Les scientifiques doivent aussi «appliquer des règles de précaution» pour ne pas publier trop tôt des études qui seront utilisées par d'autres via Internet et veiller à leur communication.

Est notamment cité David Servan-Schreiber, et son livre «anti-cancer», comme «l'exemple à ne pas suivre», selon M. Guillon. Il «créé la cacophonie» en parlant «d'un régime ciblé anti-cancer» alors que les scientifiques disent qu'on peut limiter les risques de cancer avec une alimentation saine, mais qu'on «ne peut pas aller jusqu'à définir un régime anti-cancer».

Ce livre blanc est proposé uniquement en format électronique, sur le site iremas.org.


Promouvoir les bases d'une alimentation saine et d'un mode de vie sain chez les enfants de 9 à 11 ans : tel est le but de Ajial Salima (des générations saines), un programme international lancé par Nestlé et qui sera exécuté au Liban en coopération avec l'Université américaine de Beyrouth (AUB) dans vingt écoles gouvernementales au cours de la première année. Quarante autres écoles seront incluses au cours des deuxième et troisième années de l'application du programme.
Celui-ci s'adressera à l'enfant dans son environnement scolaire et familial. Les parents seront ainsi conviés à assister à des conférences sur les bases d'un mode de vie sain. De même, un kit intitulé « Kanz el-soha » (Le trésor de la santé) sera distribué aux enfants dans les écoles publiques et privées. Celui-ci est réalisé par Carla Habib Mourad, nutritionniste, dans le cadre de sa thèse de doctorat sur les « Interventions pour promouvoir les bonnes habitudes alimentaires et l'activité physique chez les écoliers libanais ».

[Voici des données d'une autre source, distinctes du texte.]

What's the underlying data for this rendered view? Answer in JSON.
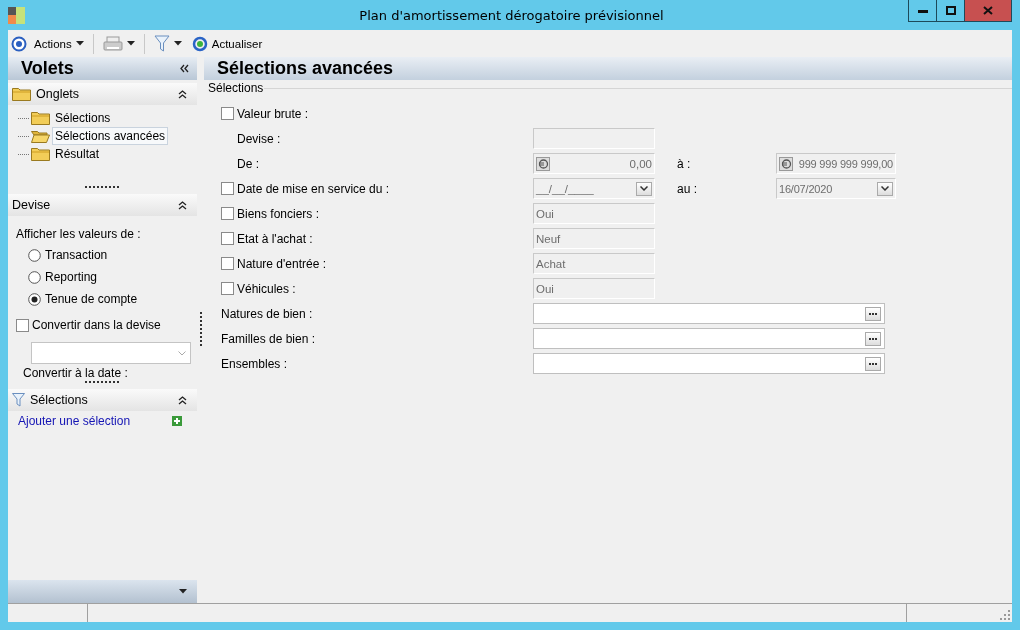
{
  "window": {
    "title": "Plan d'amortissement dérogatoire prévisionnel"
  },
  "toolbar": {
    "actions_label": "Actions",
    "refresh_label": "Actualiser"
  },
  "sidebar": {
    "title": "Volets",
    "tabs_panel": {
      "title": "Onglets",
      "items": [
        {
          "label": "Sélections",
          "selected": false
        },
        {
          "label": "Sélections avancées",
          "selected": true
        },
        {
          "label": "Résultat",
          "selected": false
        }
      ]
    },
    "currency_panel": {
      "title": "Devise",
      "prompt": "Afficher les valeurs de :",
      "options": [
        {
          "label": "Transaction",
          "selected": false
        },
        {
          "label": "Reporting",
          "selected": false
        },
        {
          "label": "Tenue de compte",
          "selected": true
        }
      ],
      "convert": {
        "label": "Convertir dans la devise",
        "checked": false
      },
      "convert_date_label": "Convertir à la date :"
    },
    "selections_panel": {
      "title": "Sélections",
      "add_link": "Ajouter une sélection"
    }
  },
  "main": {
    "title": "Sélections avancées",
    "group_title": "Sélections",
    "rows": [
      {
        "kind": "check",
        "label": "Valeur brute :",
        "checked": false
      },
      {
        "kind": "text",
        "label": "Devise :"
      },
      {
        "kind": "amount-range",
        "label": "De :",
        "from": "0,00",
        "to_label": "à :",
        "to": "999 999 999 999,00"
      },
      {
        "kind": "date-range",
        "label": "Date de mise en service du :",
        "checked": false,
        "from": "__/__/____",
        "to_label": "au :",
        "to": "16/07/2020"
      },
      {
        "kind": "check-value",
        "label": "Biens fonciers :",
        "checked": false,
        "value": "Oui"
      },
      {
        "kind": "check-value",
        "label": "Etat à l'achat :",
        "checked": false,
        "value": "Neuf"
      },
      {
        "kind": "check-value",
        "label": "Nature d'entrée :",
        "checked": false,
        "value": "Achat"
      },
      {
        "kind": "check-value",
        "label": "Véhicules :",
        "checked": false,
        "value": "Oui"
      },
      {
        "kind": "picker",
        "label": "Natures de bien :"
      },
      {
        "kind": "picker",
        "label": "Familles de bien :"
      },
      {
        "kind": "picker",
        "label": "Ensembles :"
      }
    ]
  }
}
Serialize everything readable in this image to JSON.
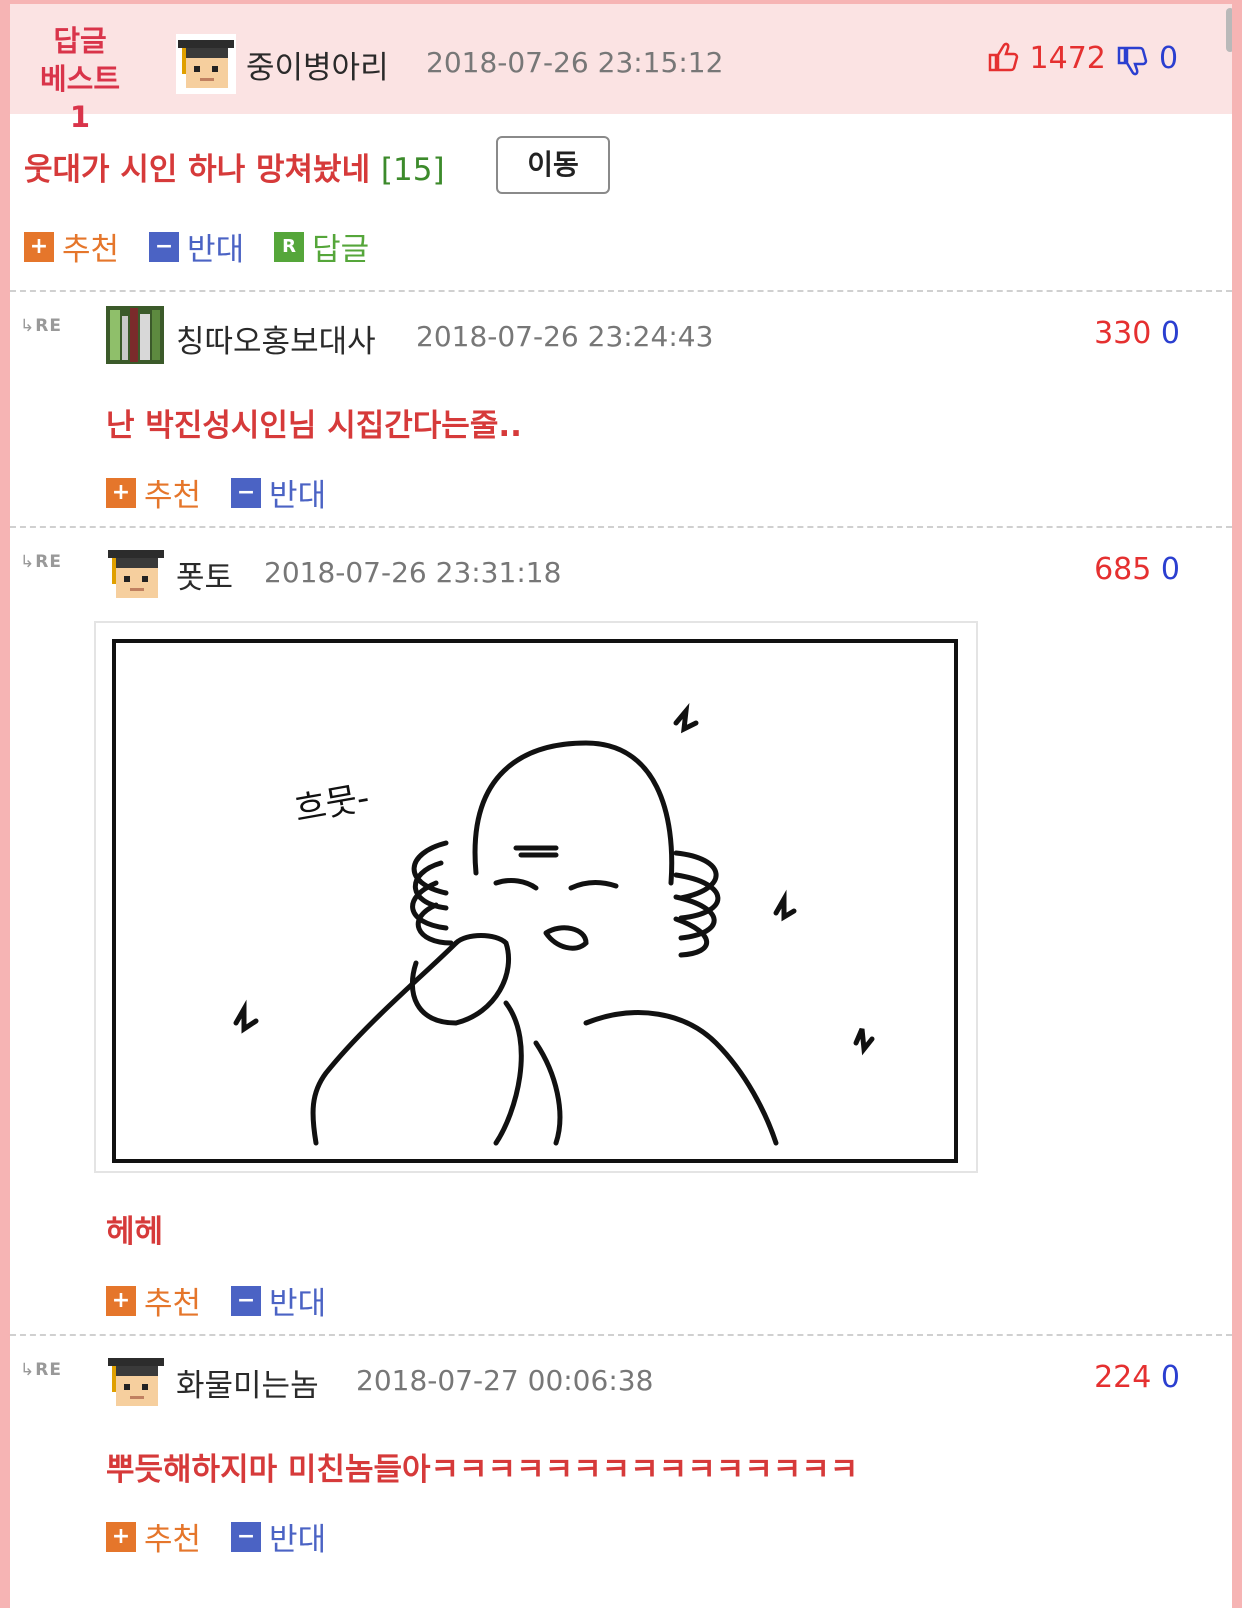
{
  "best": {
    "badge_line1": "답글",
    "badge_line2": "베스트1",
    "nickname": "중이병아리",
    "datetime": "2018-07-26 23:15:12",
    "upvotes": "1472",
    "downvotes": "0",
    "title": "웃대가 시인 하나 망쳐놨네",
    "comment_count": "[15]",
    "move_label": "이동",
    "recommend_label": "추천",
    "oppose_label": "반대",
    "reply_label": "답글"
  },
  "re_label": "RE",
  "comments": [
    {
      "nickname": "칭따오홍보대사",
      "datetime": "2018-07-26 23:24:43",
      "upvotes": "330",
      "downvotes": "0",
      "text": "난 박진성시인님 시집간다는줄..",
      "recommend_label": "추천",
      "oppose_label": "반대"
    },
    {
      "nickname": "폿토",
      "datetime": "2018-07-26 23:31:18",
      "upvotes": "685",
      "downvotes": "0",
      "image_caption": "흐뭇-",
      "text": "헤헤",
      "recommend_label": "추천",
      "oppose_label": "반대"
    },
    {
      "nickname": "화물미는놈",
      "datetime": "2018-07-27 00:06:38",
      "upvotes": "224",
      "downvotes": "0",
      "text": "뿌듯해하지마 미친놈들아ㅋㅋㅋㅋㅋㅋㅋㅋㅋㅋㅋㅋㅋㅋㅋ",
      "recommend_label": "추천",
      "oppose_label": "반대"
    }
  ],
  "colors": {
    "accent_red": "#d63a3a",
    "up_red": "#e53030",
    "down_blue": "#2b3fd0",
    "recommend_orange": "#e5762b",
    "oppose_blue": "#4b63c4",
    "reply_green": "#55a63a"
  },
  "icons": [
    "graduate-avatar",
    "user-photo-avatar",
    "thumbs-up-icon",
    "thumbs-down-icon",
    "reply-arrow-icon"
  ]
}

À cet effet, un accord de coopération a été signé récemment entre le président de l'AUB, Peter Dorman, et le PDG de Nestlé au Moyen-Orient, Yves Manghardt, au cours d'une conférence de presse organisée à l'hôtel Le Gray.
Cet accord est d'autant plus important que le taux de la surcharge pondérale et de l'obésité infantile est en croissance au Liban. Une étude menée par Mme Nahla Hwalla, doyenne de la faculté d'agronomie et des sciences alimentaires à l'AUB, montre qu'en douze ans, le taux de l'obésité chez les enfants et les jeunes de 6 à 19 ans a doublé, passant de 6,8 % en 1997 à 13,2 % en 2009.
Par ailleurs, cet accord prévoit des projets de recherches qui s'étendent sur trois ans dans le but d'évaluer et de proposer les meilleures solutions aux problèmes de nutrition chez les enfants.